I have always wondered about the significance of why the Hong Kong Chief Justice does not turn up in full ceremonial dress. Is it a gesture to the ordinary people, or perhaps a gesture to the “one country” of the “one country-two systems” principle? In any event, the return of Hong Kong to China has not in any way resulted in a lessening of this very British and imperial ceremony. If anything, one cannot but come away with the feeling that this pageantry is not only tolerated, but is in fact encouraged by all sides of the political spectrum. Somehow, all the different political interests have found convergence in this display of legal pomp.
Our Hong Kong hosts were of course very hospitable. As theirs is not a fused profession as in Singapore, we actually had two hosts, the Bar Association and the Law Society.
The Kuala Lumpur OLY is also full of pomp and ceremony. This was the first time I was attending the OLY in Kuala Lumpur. There is a procession by the practising lawyers, lawyers from the Attorney-General’s Chambers and finally the Judiciary. The Judges are as resplendent as the ones in Hong Kong; the difference being that they do not wear wigs, but songkoks. The ceremony is held in the Convention Hall at Putrajaya.
This is the third time that Malaysia is having a formal OLY, after a break. For several years, there was no OLY as the Malaysian Bar refused to attend the OLY. And of course an OLY would not be meaningful if lawyers do not attend. But relations between the Bar and the Judiciary have improved tremendously in the last few years (thanks very much to the leadership of their Chief Justice Tun Zaki, who retired late last year), and so the OLY was revived. Indeed this year, some lawyers had to be turned away because of the better than expected response.
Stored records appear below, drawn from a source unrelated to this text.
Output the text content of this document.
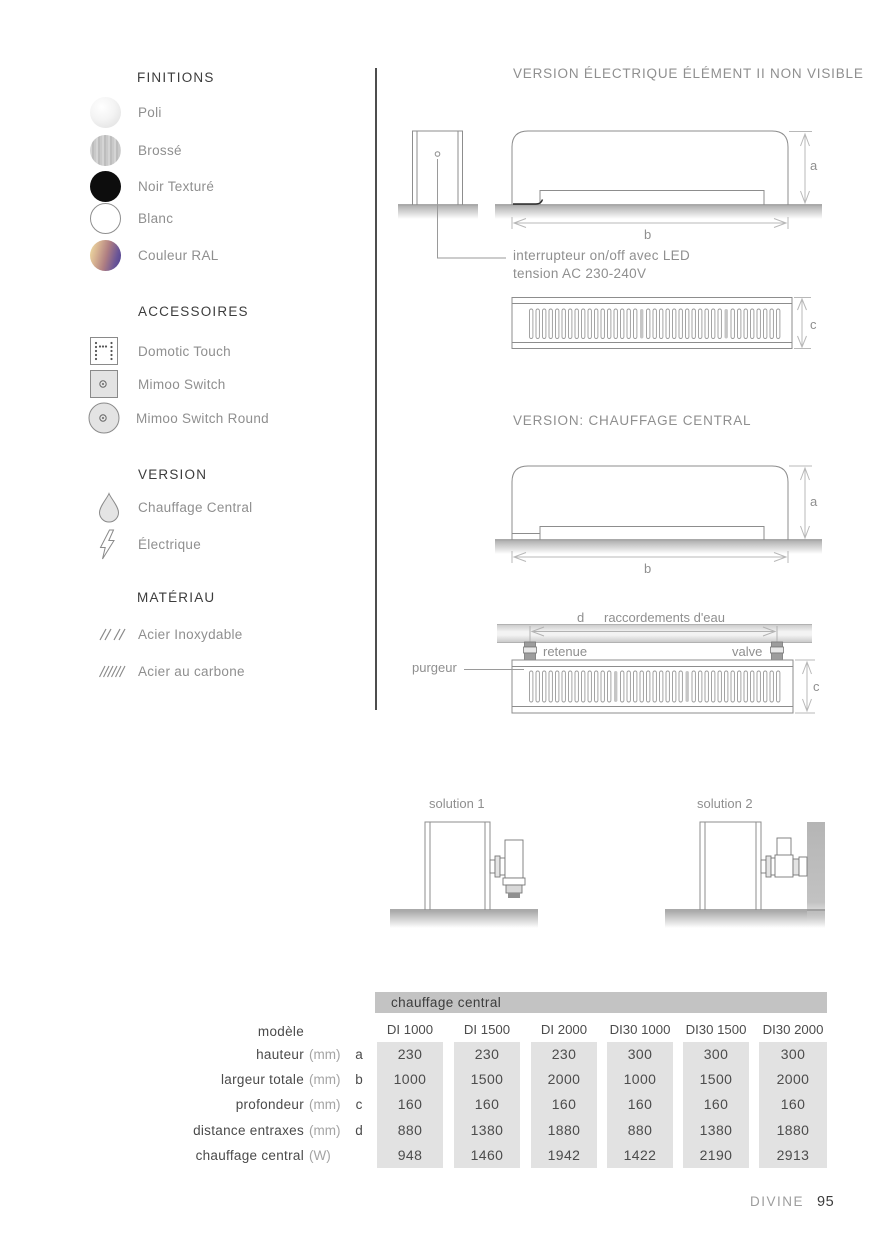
FINITIONS
Poli
Brossé
Noir Texturé
Blanc
Couleur RAL
ACCESSOIRES
Domotic Touch
Mimoo Switch
Mimoo Switch Round
VERSION
Chauffage Central
Électrique
MATÉRIAU
Acier Inoxydable
Acier au carbone
VERSION ÉLECTRIQUE ÉLÉMENT II NON VISIBLE
a
b
interrupteur on/off avec LED
tension AC 230-240V
c
VERSION: CHAUFFAGE CENTRAL
a
b
d raccordements d'eau
retenue	valve
purgeur
c
solution 1	solution 2
chauffage central
modèle
hauteur (mm)
largeur totale (mm)
profondeur (mm)
distance entraxes (mm)
chauffage central (W)
a
b
c
d
DI 1000
230
1000
160
880
948
DI 1500
230
1500
160
1380
1460
DI 2000
230
2000
160
1880
1942
DI30 1000
300
1000
160
880
1422
DI30 1500
300
1500
160
1380
2190
DI30 2000
300
2000
160
1880
2913
DIVINE 95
As a close neighbour of Malaysia, I am personally delighted that relations between the Malaysian Bar and the Judiciary have improved so tremendously. Indeed it has improved so much that my counterpart in Malaysia in his speech, was calling for an increase in the salaries of the Judges!
If I thought that my job as President of the Law Society of Singapore is tough, and whenever I feel discouraged, I need only think of the tougher job that my friend the President of the Malaysian Bar has. His is a much tougher job with many pressure points, and better relations with the Judiciary do not necessarily make his job easier. I can only salute the strength, resilience and patience of the Malaysian President and his Council.
When I compare our own OLY with those in Hong Kong and Kuala Lumpur, there is no doubt that ours is the simplest of the three OLYs. But it is no less poignant and significant. Unlike those in Hong Kong and Kuala Lumpur, ours is a formal Court proceeding, with no clapping. In Hong Kong and Kuala Lumpur, every speech receives a round of applause. So there are always differences, and it is for each jurisdiction to decide what best suits it. In case we forget, the OLY is the occasion at which we lawyers pledge our continuing support for the Judiciary in the cause of justice. It is like a re-affirmation of vows. And for young and new lawyers, I would say that this occasion should be witnessed by them, so that they can better appreciate the special bond between lawyers and Judiciary, and between the legal profession and the community we serve.
And I think the special bond between the legal profession and our communities is very much alive in all three jurisdictions as all the three Presidents – myself, the Hong Kong Law Society President and the Malaysia Bar President – spoke of the need to improve our respective pro bonoprogrammes for our citizens.